You ask them and see what they have to say about it.
An event like that is actually a kind of a bonus because you get to see how they handle that, do they think it was bad behavior or are they used to it and expect you to be used to it.
> You ask them and see what they have to say about it.
> An event like that is actually a kind of a bonus because you get to see how they handle that, do they think it was bad behavior or are they used to it and expect you to be used to it.
This is not good advice.
Don't squander your interview time on such HR nonsense. You're there to market yourself, it's a first impression type situation where you have the inquisitive attention of multiple stakeholders.
For all you know that guy who's already left the interview process is just a Scheme hater and has basically done everything within his power to obstruct a Scheme enthusiast from finding a job.

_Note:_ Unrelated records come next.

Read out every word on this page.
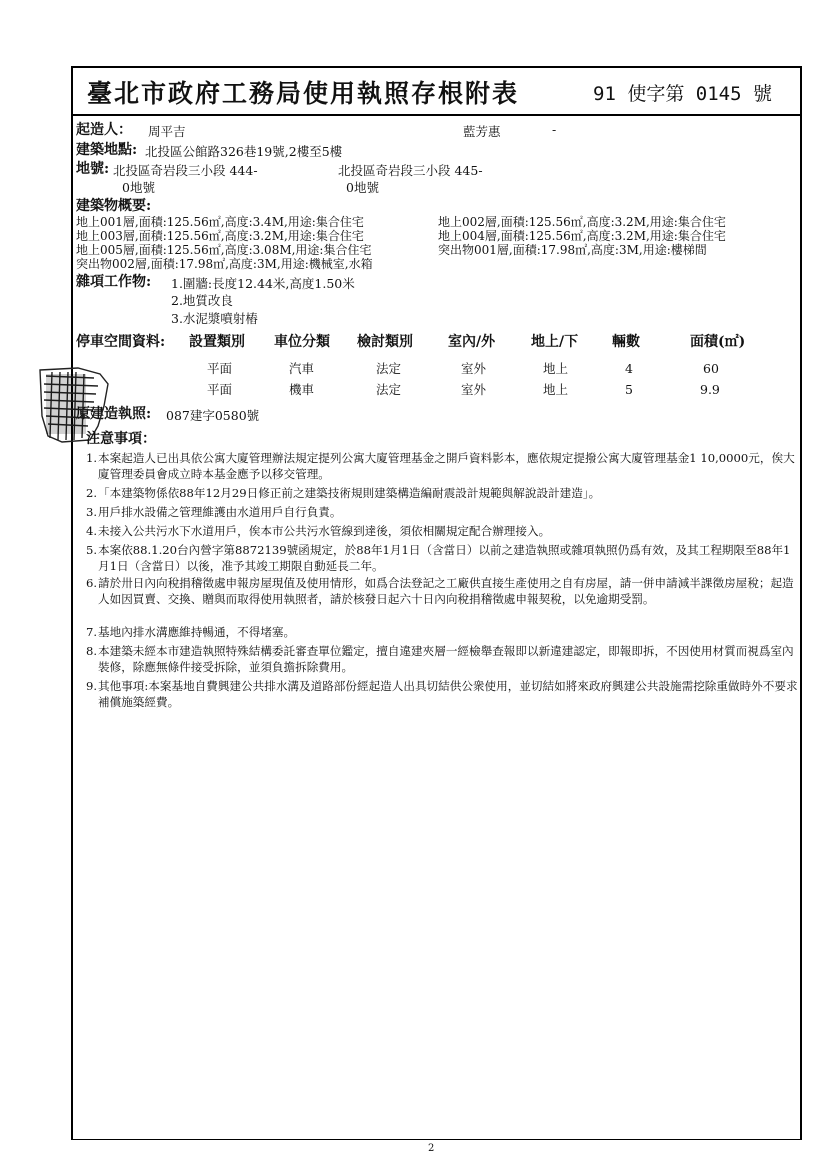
臺北市政府工務局使用執照存根附表	91 使字第 0145 號
起造人： 周平吉	藍芳惠	-
建築地點: 北投區公館路326巷19號,2樓至5樓
地號: 北投區奇岩段三小段 444-
0地號
北投區奇岩段三小段 445-
0地號
建築物概要:
地上001層,面積:125.56㎡,高度:3.4M,用途:集合住宅
地上003層,面積:125.56㎡,高度:3.2M,用途:集合住宅
地上005層,面積:125.56㎡,高度:3.08M,用途:集合住宅
突出物002層,面積:17.98㎡,高度:3M,用途:機械室,水箱
地上002層,面積:125.56㎡,高度:3.2M,用途:集合住宅
地上004層,面積:125.56㎡,高度:3.2M,用途:集合住宅
突出物001層,面積:17.98㎡,高度:3M,用途:樓梯間
雜項工作物: 1.圍牆:長度12.44米,高度1.50米
2.地質改良
3.水泥漿噴射樁
停車空間資料: 設置類別 車位分類 檢討類別	室內/外	地上/下 輛數	面積(㎡)
平面	汽車	法定	室外	地上	4	60
平面	機車	法定	室外	地上	5	9.9
原建造執照: 087建字0580號
注意事項：
1. 本案起造人已出具依公寓大廈管理辦法規定提列公寓大廈管理基金之開戶資料影本，應依規定提撥公寓大廈管理基金1 10,0000元，俟大廈管理委員會成立時本基金應予以移交管理。
2. 「本建築物係依88年12月29日修正前之建築技術規則建築構造編耐震設計規範與解說設計建造」。
3. 用戶排水設備之管理維護由水道用戶自行負責。
4. 未接入公共污水下水道用戶，俟本市公共污水管線到達後，須依相關規定配合辦理接入。
5. 本案依88.1.20台內營字第8872139號函規定，於88年1月1日（含當日）以前之建造執照或雜項執照仍爲有效，及其工程期限至88年1月1日（含當日）以後，准予其竣工期限自動延長二年。
6. 請於卅日內向稅捐稽徵處申報房屋現值及使用情形，如爲合法登記之工廠供直接生產使用之自有房屋，請一併申請減半課徵房屋稅；起造人如因買賣、交換、贈與而取得使用執照者，請於核發日起六十日內向稅捐稽徵處申報契稅，以免逾期受罰。
7. 基地內排水溝應維持暢通，不得堵塞。
8. 本建築未經本市建造執照特殊結構委託審查單位鑑定，擅自違建夾層一經檢舉查報即以新違建認定，即報即拆，不因使用材質而視爲室內裝修，除應無條件接受拆除，並須負擔拆除費用。
9. 其他事項:本案基地自費興建公共排水溝及道路部份經起造人出具切結供公衆使用，並切結如將來政府興建公共設施需挖除重做時外不要求補償施築經費。
2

Voluntarily squandering more of your interview time on friction he created is not in your best interest, it's just empowering him.
If you later are concerned with offer in hand, you can always have that conversation before accepting. At least that way you've demonstrated an ability to prioritize your use of time appropriately and not simply react emotionally in the moment.
What are you talking about? What squander? Someone does something and you ask "What was that?" Let them say "That guy hates Scheme" or "We don't know, sorry about that.", or fail to.
This much is basic human respect you give to anyone in any context.
It's just another of myriad variables to weight when considering the opportunity vs. others. Maybe the bad interviewer data point just bumps up the minimum compensation you'd accept for that particular opportunity, assuming you even get an offer.
What's important here is you don't react to a bad interviewer unprofessionally by becoming a bad interviewee, producing a high probability of creating no offer at all.
Friction occurs in any professional setting, how you handle it is part of what you bring to the table as a potential employee. Keep your eye on the ball; pursuit of the best offer one can garner.
What you do with that offer is completely orthogonal. Even if you decide in the moment of that bad interviewer being a jerk that you'd never work for the company, there's no reason not to still kill it and discover what compensation you're walking away from. Plus it's just plain good practice at not empowering individuals to negatively affect your behavior/performance.